Les hommes passent en file indienne devant un officier SS qui choisit si chacun est, apte ou inapte au travail, ceux qui ne sont pas aptes au travail. Claude émet des doutes sur l’objectif de ce tri, dans la mesure où lui, qui n’a que quinze ans, n’est pas grand, et pèse 45 kg, est jugé apte au travail, alors que des hommes dans la force de l’âge sont jugés inaptes au travail. Ensuite un SS propose à tout détenu qui se sent fatigué de monter dans un camion, mais personne ne se déclare fatigué.
Les hommes jugés inaptes au travail vont rejoindre les femmes et les enfants sur la droite. Toute femme accompagnée d’un enfant est jugée immédiatement inapte au travail[5]. Claude cite le cas d’une femme qui tenait par la main des enfants qu’elle avait seulement connu à Drancy et qui fut déclarée inapte au travail.
Les hommes aptes au travail, dont Claude, font ensuite 3 km à pied et arrivent à Auschwitz 1[6], dans un bâtiment où on leur ordonne de se déshabiller, ils sont rasés intégralement et on leur tatoue un numéro à chacun (Claude BLOCH aura le numéro : B 3692), ce numéro, c’est ce qu’ils deviennent, les prisonniers sont privés de toute identité, de toute humanité.
On leur montre ensuite leur dortoir, avec des châlits sur trois niveaux, avec une seule paillasse pour deux. Le matin, ils sont réveillés par des hurlements de kapos[7] à 4 heures du matin. Ils se rangent ensuite dans la cour où ils doivent se mettre au garde à vous[8] et sont comptés par des SS.

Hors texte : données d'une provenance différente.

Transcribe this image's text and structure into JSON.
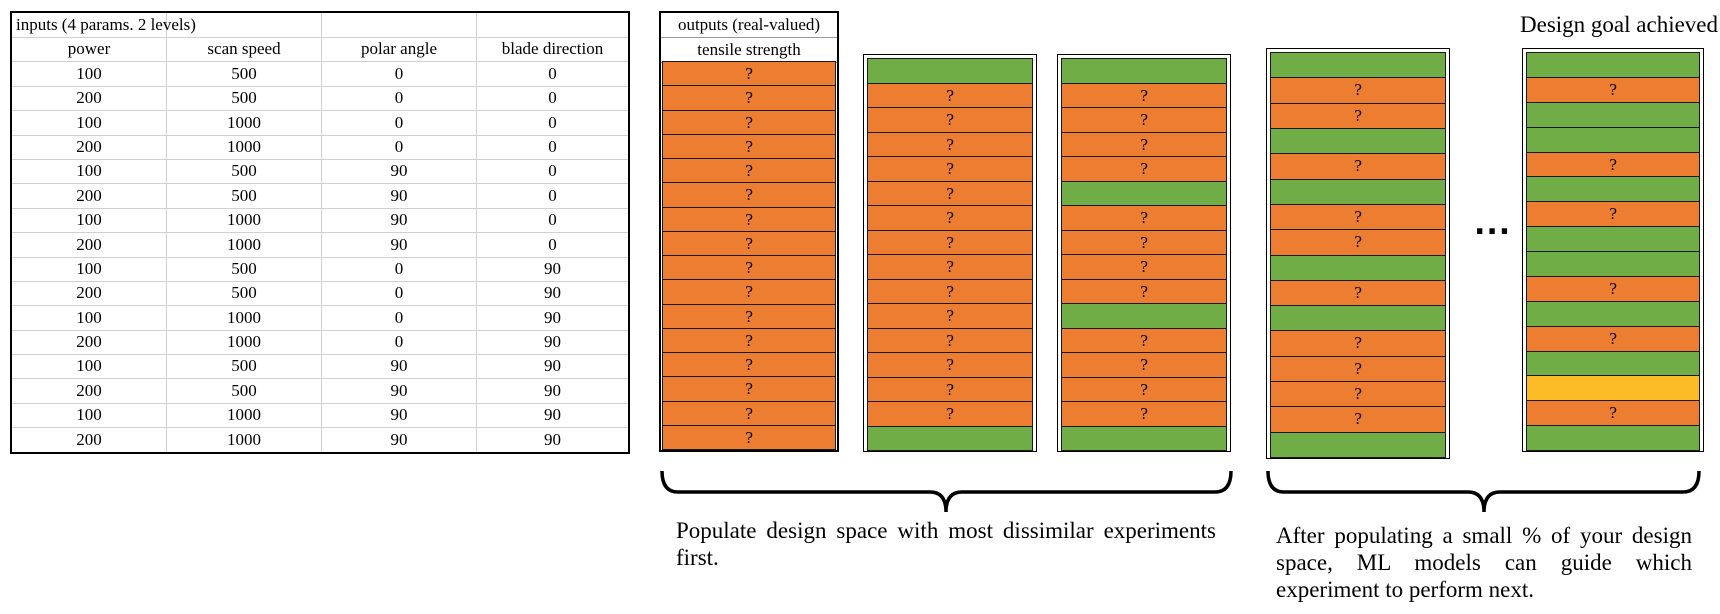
{
  "inputs_table": {
    "title": "inputs (4 params. 2 levels)",
    "headers": [
      "power",
      "scan speed",
      "polar angle",
      "blade direction"
    ],
    "rows": [
      [
        "100",
        "500",
        "0",
        "0"
      ],
      [
        "200",
        "500",
        "0",
        "0"
      ],
      [
        "100",
        "1000",
        "0",
        "0"
      ],
      [
        "200",
        "1000",
        "0",
        "0"
      ],
      [
        "100",
        "500",
        "90",
        "0"
      ],
      [
        "200",
        "500",
        "90",
        "0"
      ],
      [
        "100",
        "1000",
        "90",
        "0"
      ],
      [
        "200",
        "1000",
        "90",
        "0"
      ],
      [
        "100",
        "500",
        "0",
        "90"
      ],
      [
        "200",
        "500",
        "0",
        "90"
      ],
      [
        "100",
        "1000",
        "0",
        "90"
      ],
      [
        "200",
        "1000",
        "0",
        "90"
      ],
      [
        "100",
        "500",
        "90",
        "90"
      ],
      [
        "200",
        "500",
        "90",
        "90"
      ],
      [
        "100",
        "1000",
        "90",
        "90"
      ],
      [
        "200",
        "1000",
        "90",
        "90"
      ]
    ]
  },
  "outputs": {
    "title": "outputs (real-valued)",
    "subtitle": "tensile strength",
    "unknown_mark": "?"
  },
  "columns": [
    {
      "id": "col-1",
      "cells": [
        "o",
        "o",
        "o",
        "o",
        "o",
        "o",
        "o",
        "o",
        "o",
        "o",
        "o",
        "o",
        "o",
        "o",
        "o",
        "o"
      ]
    },
    {
      "id": "col-2",
      "cells": [
        "g",
        "o",
        "o",
        "o",
        "o",
        "o",
        "o",
        "o",
        "o",
        "o",
        "o",
        "o",
        "o",
        "o",
        "o",
        "g"
      ]
    },
    {
      "id": "col-3",
      "cells": [
        "g",
        "o",
        "o",
        "o",
        "o",
        "g",
        "o",
        "o",
        "o",
        "o",
        "g",
        "o",
        "o",
        "o",
        "o",
        "g"
      ]
    },
    {
      "id": "col-4",
      "cells": [
        "g",
        "o",
        "o",
        "g",
        "o",
        "g",
        "o",
        "o",
        "g",
        "o",
        "g",
        "o",
        "o",
        "o",
        "o",
        "g"
      ]
    },
    {
      "id": "col-5",
      "cells": [
        "g",
        "o",
        "g",
        "g",
        "o",
        "g",
        "o",
        "g",
        "g",
        "o",
        "g",
        "o",
        "g",
        "y",
        "o",
        "g"
      ]
    }
  ],
  "colors": {
    "orange": "#ed7d31",
    "green": "#70ad47",
    "yellow": "#fbbc28"
  },
  "goal_label": "Design goal achieved",
  "ellipsis": "...",
  "captions": {
    "left": "Populate design space with most dissimilar experiments first.",
    "right": "After populating a small % of your design space, ML models can guide which experiment to perform next."
  }
}
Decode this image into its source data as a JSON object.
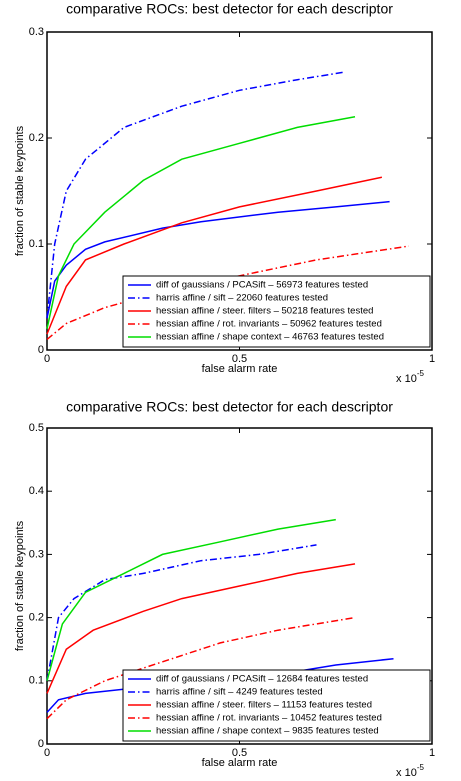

Ensuite ils partent travailler, au pas, escortés de kapos et de SS, au son d’un orchestre, jouant des airs entraînants. Claude BLOCH faisait du terrassement, il piochait, transportait des matériaux, à un ou deux km du camp, à Monowitz, à l’extérieur, par des températures pouvant aller de -20°C à -30°C et avec pour seul habit : une petite veste, un pantalon et de vieilles chaussures. Au retour, il y avait de nouveau un appel et il fallait étaler les morts de la journée pour le décompte à cet appel, qui durait beaucoup plus longtemps (un quart d’heure ou plusieurs heures) que celui du matin, en effet, rien ne pressait le SS pour le comptage, contrairement au matin, où il fallait faire vite pour le départ au travail. Si le SS arrivait à un nombre différent de celui qu’il avait noté le matin, il repartait à la recherche du ou des manquants[9].
Le soir ils reçoivent un cube de pain noir (180g -200g) avec un peu de margarine.
Les dimanches ils ne travaillent pas, mais ont interdiction de rentrer dans les bâtiments, par tous les temps.
Le temps passait, des convois arrivaient et ils avaient besoin de faire de la place, ils faisaient des sélections, désignaient untel et untel…. Qui partaient pour Birkenau.[10]
Un jour, lendemain d’un dimanche sans travail, il n’y a pas de départ pour le travail, après la guerre, Claude vérifiera que ce lundi était le lundi de Noël, le jour des enfants, eux qui étaient systématiquement gazés à l’arrivée.[11]
En hiver 1944, il est conduit avec d’autres à Birkenau, et ils sont chargés sur des wagons à ridelles, des plates-forme ouvertes à tous vents, servant habituellement au transport du charbon. Ils rouleront, par des températures de -20°C et moins, pendant un temps que Claude pense être de 24 heures, depuis le sud-ouest de la Pologne vers le nord-est de l’Allemagne, jusqu’au camp du Stutthof, à 30 km de Dantzig (Gdansk aujourd’hui) (à ne pas confondre avec le Struthof en Alsace).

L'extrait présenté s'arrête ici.